A scrum of reporters camped outside Mr Grillo’s home in Genoa bombarded the blogger comedian-turned-politician with such questions.

Mr Grillo, who did not run for office and describes himself as the “guarantor” of the web-based grassroots movement, excluded any formal alliance with “failed” politicians of the mainstream parties. But he left open the possibility of co-operation over his agenda, as has happened in Sicily’s regional government since the Five Star Movement won 15 per cent of the vote in the island’s elections last October.

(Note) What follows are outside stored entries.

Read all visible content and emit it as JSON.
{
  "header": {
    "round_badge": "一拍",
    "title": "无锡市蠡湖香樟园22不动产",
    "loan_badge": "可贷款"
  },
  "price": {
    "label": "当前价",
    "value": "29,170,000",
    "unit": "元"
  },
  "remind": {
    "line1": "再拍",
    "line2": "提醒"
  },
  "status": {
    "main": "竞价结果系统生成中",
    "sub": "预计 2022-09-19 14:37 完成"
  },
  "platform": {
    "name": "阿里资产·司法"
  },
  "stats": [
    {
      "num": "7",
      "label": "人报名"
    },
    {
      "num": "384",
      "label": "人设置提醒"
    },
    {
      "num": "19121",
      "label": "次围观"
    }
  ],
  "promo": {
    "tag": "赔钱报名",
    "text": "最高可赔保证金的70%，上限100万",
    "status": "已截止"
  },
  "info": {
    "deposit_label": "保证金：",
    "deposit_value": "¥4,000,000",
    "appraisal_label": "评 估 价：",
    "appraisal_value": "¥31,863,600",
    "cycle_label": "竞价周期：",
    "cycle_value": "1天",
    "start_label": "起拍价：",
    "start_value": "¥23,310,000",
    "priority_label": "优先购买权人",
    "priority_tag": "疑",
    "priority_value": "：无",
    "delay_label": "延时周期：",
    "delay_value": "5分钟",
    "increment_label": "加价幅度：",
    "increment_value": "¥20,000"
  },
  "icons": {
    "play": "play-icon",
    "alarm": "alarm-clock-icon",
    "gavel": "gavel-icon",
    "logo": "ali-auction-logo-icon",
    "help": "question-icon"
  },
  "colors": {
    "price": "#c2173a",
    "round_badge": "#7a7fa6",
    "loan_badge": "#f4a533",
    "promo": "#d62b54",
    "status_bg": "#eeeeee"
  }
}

Common ground between the Democrats and the Five Star Movement could be found in changing the unpopular electoral system, cutting the size and costs of parliament, anti-corruption and conflict of interests legislation, and moves to ease the pain of austerity – points that Mr Bersani outlined.

Whether a minority government could survive even a year is open to doubt, however. Loretta Napoleoni, an economist close to the Five Star Movement, says she is convinced that Mr Grillo’s ultimate aim is another election.

“Grillo’s idea is that parliament must be completely renewed with new people . . . This is actually a revolution,” she said.

Ms Napoleoni, who has met the movement’s new parliamentarians – all political novices – stressed that their success at the polls was not based on an “anti-European ticket”, a position that would never be acceptable to the pro-Europe Democrats.

“It was an anti-austerity campaign, but not so much anti-Europe. It was an anti-corruption ticket . . . Grillo was very careful. He did not campaign against the euro,” she said. “Italians do not want to get out of the euro, not yet. The Greeks perceive their austerity as dictated by Europe, the Italians do not.”

Giovanni Orsina, history professor at Rome’s Luiss University, says any solution in forming a government will be complicated. He sees Italy moving along the tracks of what he calls “counter democracy, where citizens know well what they do not want but it is hard to build a political project” – especially as both Mr Bersani and Mr Berlusconi are seen as the heirs of a discredited system.